As I sat in the office of Texas Senator John Cornyn in the days leading up to the vote, I was reminded how far we have to go, not only as a nation as a whole, but also as individual states which make up that nation. A photo of all of the Senators representing the State of Texas showed no racial minorities, apart from Senator Ted Cruz, who, though ethnically is half-Cuban, is racially still considered White. Yet the state struggles with voter laws that have not only been found to be disenfranchising, but down right discriminatory. When the Chief Counsel of the Committee on the Judiciary, a committee overseen by Senator Cornyn, was asked if the Senator would make voting rights a priority and take on the responsibility that the Supreme Court placed on Congress in the Shelby v. Holder decision of 2013, the answer was, “probably not.” And why should we expect that he would want to cede his power to us or to any voter that won’t vote for him, even if it is the right thing to do?
This is an image of the war we are in. We are charged with taking the power away from those people who believe that they will never have to give it up, but only wield it every so often on behalf of the “poor people” who need “help.” This is not only the importance of our fight; it’s the relevance of our vote. We must be called to action to take what could and should be open to everyone, so that there are no spaces when we are making history as “the first” in areas where others have been “the only” for decades or centuries.
Just as we were celebrating the historical achievement of the first Black woman being named to the highest law enforcement position in the nation, less than 40 miles away in Baltimore, people are fighting for justice for yet another unarmed Black person killed by the police. Another image of the war we are in. While we struggle to be the first Black fill-in-the-blank, we are also struggling to be the last Black hashtag killed at the hands of police or other types of law enforcement who are seemingly at war with us – not just evident through the seemingly unending killings, but also through their militarization and belief that they need military grade weapons to protect and serve. This war is not just a war of ideals. It is a war where people are killed, nearly every day. Loretta Lynch will deal with these two issues in her new post, but we are charged to deal with the struggles in our own communities. Whether we are talking about jobs, education, housing, health care, immigration, the environment and so much more, we must remember, these are also areas of battle.

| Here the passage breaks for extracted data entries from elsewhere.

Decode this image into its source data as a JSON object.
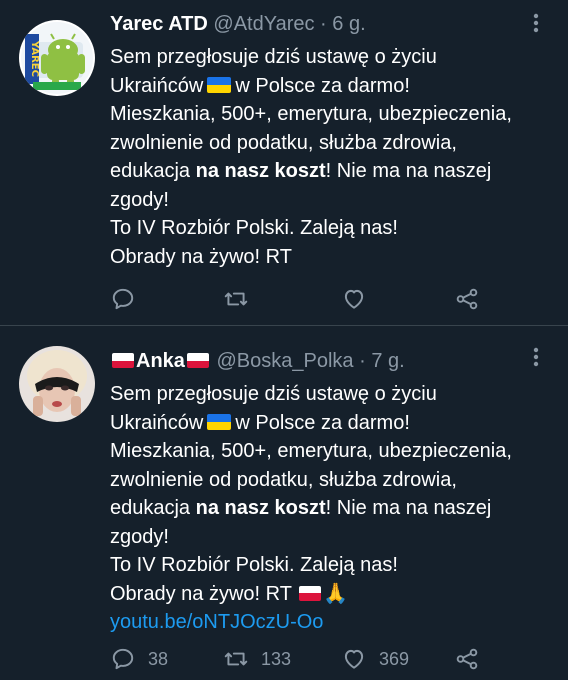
{
  "tweets": [
    {
      "name": "Yarec ATD",
      "handle": "@AtdYarec",
      "separator": "·",
      "time": "6 g.",
      "avatar_text": "YAREC",
      "body": {
        "l1": "Sem przegłosuje dziś ustawę o życiu",
        "l2a": "Ukraińców",
        "l2b": "w Polsce za darmo!",
        "l3": "Mieszkania, 500+, emerytura, ubezpieczenia,",
        "l4": "zwolnienie od podatku, służba zdrowia,",
        "l5a": "edukacja",
        "l5b": "na nasz koszt",
        "l5c": "! Nie ma na naszej",
        "l6": "zgody!",
        "l7": "To IV Rozbiór Polski. Zaleją nas!",
        "l8": "Obrady na żywo! RT"
      },
      "actions": {
        "replies": "",
        "retweets": "",
        "likes": ""
      }
    },
    {
      "name": "Anka",
      "handle": "@Boska_Polka",
      "separator": "·",
      "time": "7 g.",
      "body": {
        "l1": "Sem przegłosuje dziś ustawę o życiu",
        "l2a": "Ukraińców",
        "l2b": "w Polsce za darmo!",
        "l3": "Mieszkania, 500+, emerytura, ubezpieczenia,",
        "l4": "zwolnienie od podatku, służba zdrowia,",
        "l5a": "edukacja",
        "l5b": "na nasz koszt",
        "l5c": "! Nie ma na naszej",
        "l6": "zgody!",
        "l7": "To IV Rozbiór Polski. Zaleją nas!",
        "l8": "Obrady na żywo! RT",
        "l8_emoji": "🙏",
        "link": "youtu.be/oNTJOczU-Oo"
      },
      "actions": {
        "replies": "38",
        "retweets": "133",
        "likes": "369"
      }
    }
  ],
  "colors": {
    "background": "#15202b",
    "secondary_text": "#8b98a5",
    "link": "#1d9bf0",
    "divider": "#38444d"
  },
  "icons": [
    "more-icon",
    "reply-icon",
    "retweet-icon",
    "like-icon",
    "share-icon",
    "flag-pl-icon",
    "flag-ua-icon",
    "pray-icon"
  ]
}
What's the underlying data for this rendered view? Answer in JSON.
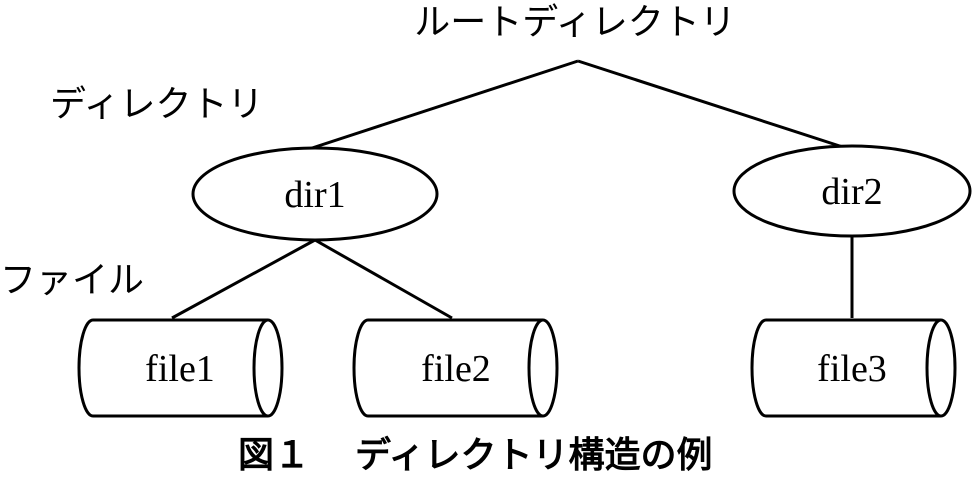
{
  "labels": {
    "root": "ルートディレクトリ",
    "directory": "ディレクトリ",
    "file": "ファイル"
  },
  "nodes": {
    "dir1": "dir1",
    "dir2": "dir2",
    "file1": "file1",
    "file2": "file2",
    "file3": "file3"
  },
  "caption": {
    "figure_number": "図１",
    "title": "ディレクトリ構造の例"
  }
}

We cannot forget that we are in a war and the span of that war is comprised of smaller battlefields. Winning on one battlefield is far from winning the war. Not only are we limited to being at war with our issues, we are a nation at war with ourselves, with our history, with our rights, with our ideologies, with our protections, with our deliverance of justice. Yes, we may have won the battle of getting a highly qualified Black woman who deserved a much higher vote than she got into the history books, but we must never forget that the opposition to our dreams is really not the people who are on the other side of the battlefield. No, the opposition to the fulfillment of our dreams is us – when we allow ourselves to think that each of these victories, no matter how good they feel, signal that the war is over. The second you put down your weapon and forget that you are still on the battlefield, your enemy will deliver his blow. So let’s celebrate for a moment, but never forget: this battle may be over, but the war continues on.
Janaye Ingram is the National Executive Director of National Action Network (NAN) and oversees NAN’s action agenda and legislative advocacy work under Founder and President, Rev. Al Sharpton. In this role, Ingram focuses on issues such as education, criminal justice, housing, technology, economic development and healthcare, among others.